This is how men and women experience heart attacks differently
Unless you’ve experienced one firsthand, most of our knowledge of heart attacks comes from the movies.
Not only is this unlikely to be a medically accurate depiction, but chances are it also misses a key detail: Men and women broadly experience heart attacks differently.
Twitter user geewheezie has gone viral after tweeting about exactly this. For many, it’s shocking because they didn’t realise women are less likely to experience “common” symptoms of heart attack, like chest pains.
She shares her harrowing experience of a heart attack – not recognising the warning signs and being lucky to have survived. This has really struck a chord with many, as we realise we know far too little about the condition. With this in mind, we spoke to the experts to see how women experience heart attacks differently to men.
The difference in symptoms
Cardiologist and associate medical director of cardiovascular diagnostics at Abbott, Gillian Murtagh puts it simply: “Structurally, men and women’s hearts are built the same, but when the heart is in trouble, the outside signs vastly differ by gender.”
This means women have a history of being underdiagnosed and undertreated for heart disease. Murtagh says: “Chest pain is a heart attack symptom for both sexes, but men more than woman experience the effect.”
Women are more likely to experience subtler symptoms like intense fatigue after everyday activities, spontaneous shortness of breath or sweating without exertion, pain in the neck, back or jaw, or an inexplicable cold, clammy feeling.
Cardiac nurse for the British Heart Foundation Philippa Hobson says: “Women tend to brush off symptoms as they may not get the symptoms we associate with heart attacks (like we see on TV with the dramatic clutching of the chest and collapsing on the floor).”
Because the warning signs most commonly experienced by females are “soft”, they less likely to seek medical help.
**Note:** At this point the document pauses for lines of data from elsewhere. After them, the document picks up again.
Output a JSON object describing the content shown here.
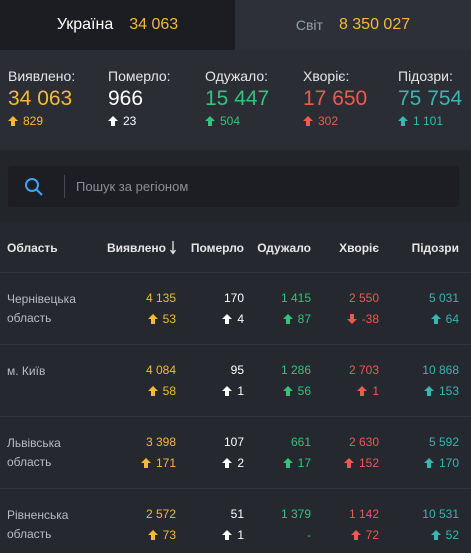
{
  "tabs": [
    {
      "label": "Україна",
      "value": "34 063"
    },
    {
      "label": "Світ",
      "value": "8 350 027"
    }
  ],
  "summary": [
    {
      "label": "Виявлено:",
      "value": "34 063",
      "delta": "829",
      "dir": "up",
      "color": "#f5b93a"
    },
    {
      "label": "Померло:",
      "value": "966",
      "delta": "23",
      "dir": "up",
      "color": "#ffffff"
    },
    {
      "label": "Одужало:",
      "value": "15 447",
      "delta": "504",
      "dir": "up",
      "color": "#35c37b"
    },
    {
      "label": "Хворіє:",
      "value": "17 650",
      "delta": "302",
      "dir": "up",
      "color": "#ee5a52"
    },
    {
      "label": "Підозри:",
      "value": "75 754",
      "delta": "1 101",
      "dir": "up",
      "color": "#3db3b3"
    }
  ],
  "search": {
    "placeholder": "Пошук за регіоном"
  },
  "table": {
    "headers": [
      "Область",
      "Виявлено",
      "Померло",
      "Одужало",
      "Хворіє",
      "Підозри"
    ],
    "rows": [
      {
        "region": "Чернівецька область",
        "cells": [
          {
            "value": "4 135",
            "delta": "53",
            "dir": "up"
          },
          {
            "value": "170",
            "delta": "4",
            "dir": "up"
          },
          {
            "value": "1 415",
            "delta": "87",
            "dir": "up"
          },
          {
            "value": "2 550",
            "delta": "-38",
            "dir": "down"
          },
          {
            "value": "5 031",
            "delta": "64",
            "dir": "up"
          }
        ]
      },
      {
        "region": "м. Київ",
        "cells": [
          {
            "value": "4 084",
            "delta": "58",
            "dir": "up"
          },
          {
            "value": "95",
            "delta": "1",
            "dir": "up"
          },
          {
            "value": "1 286",
            "delta": "56",
            "dir": "up"
          },
          {
            "value": "2 703",
            "delta": "1",
            "dir": "up"
          },
          {
            "value": "10 868",
            "delta": "153",
            "dir": "up"
          }
        ]
      },
      {
        "region": "Львівська область",
        "cells": [
          {
            "value": "3 398",
            "delta": "171",
            "dir": "up"
          },
          {
            "value": "107",
            "delta": "2",
            "dir": "up"
          },
          {
            "value": "661",
            "delta": "17",
            "dir": "up"
          },
          {
            "value": "2 630",
            "delta": "152",
            "dir": "up"
          },
          {
            "value": "5 592",
            "delta": "170",
            "dir": "up"
          }
        ]
      },
      {
        "region": "Рівненська область",
        "cells": [
          {
            "value": "2 572",
            "delta": "73",
            "dir": "up"
          },
          {
            "value": "51",
            "delta": "1",
            "dir": "up"
          },
          {
            "value": "1 379",
            "delta": "-",
            "dir": "none"
          },
          {
            "value": "1 142",
            "delta": "72",
            "dir": "up"
          },
          {
            "value": "10 531",
            "delta": "52",
            "dir": "up"
          }
        ]
      }
    ]
  }
}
How women get treated differently
Hobson thinks there is inherent sexism at play, saying: “Heart attacks are classically thought of as a ‘man’s disease’.” This means we’re more aware of the symptoms that affect men (like chest pains) and women might have a harder time convincing themselves or medical professionals they’re having a heart attack.
“If women do go to hospital their symptoms can be brushed off as being an anxiety/panic attack,” Hobson explains. This means they might not get the treatment they need. “Early detection of a heart attack is vital as heart muscle can be affected quickly and become permanently damaged,” Hobson says. Not only this, but she adds: “If an initial heart attack is missed, there is a much higher risk of having another.”
Because the symptoms of heart attack are less obvious for women, Murtagh thinks biomarkers become even more crucial in diagnosis. She says: “If doctors suspect a heart attack, they can conduct a test to measure troponin proteins in the blood. The proteins are released by the body when the heart muscle has been damaged, such as when a heart attack occurs. The more damage to the heart, the greater the amount of troponin in the blood.”
What women should watch out for
For MedicSpot GP Dr Sufian Ali, it’s all about preparation. “Most women do not plan for the event of a heart attack, but getting immediate care is crucial to lessen the damage caused,” he says.
“If you believe you might be in a similar situation where you are experiencing symptoms of a heart attack without chest pain, it is important to immediately dial 999 for an ambulance. Do not attempt to drive yourself or others to the hospital due to the high risk of sudden irregular heartbeats. This is important as only an ambulance will be equipped to revive you if your heart were to suddenly stop beating.”
He also urges women not to downplay their pain, and get help the second they suspect something might be wrong. “Paramedics would rather be called out to find you have made an honest mistake than for it to be too late to save a person’s life,” he says.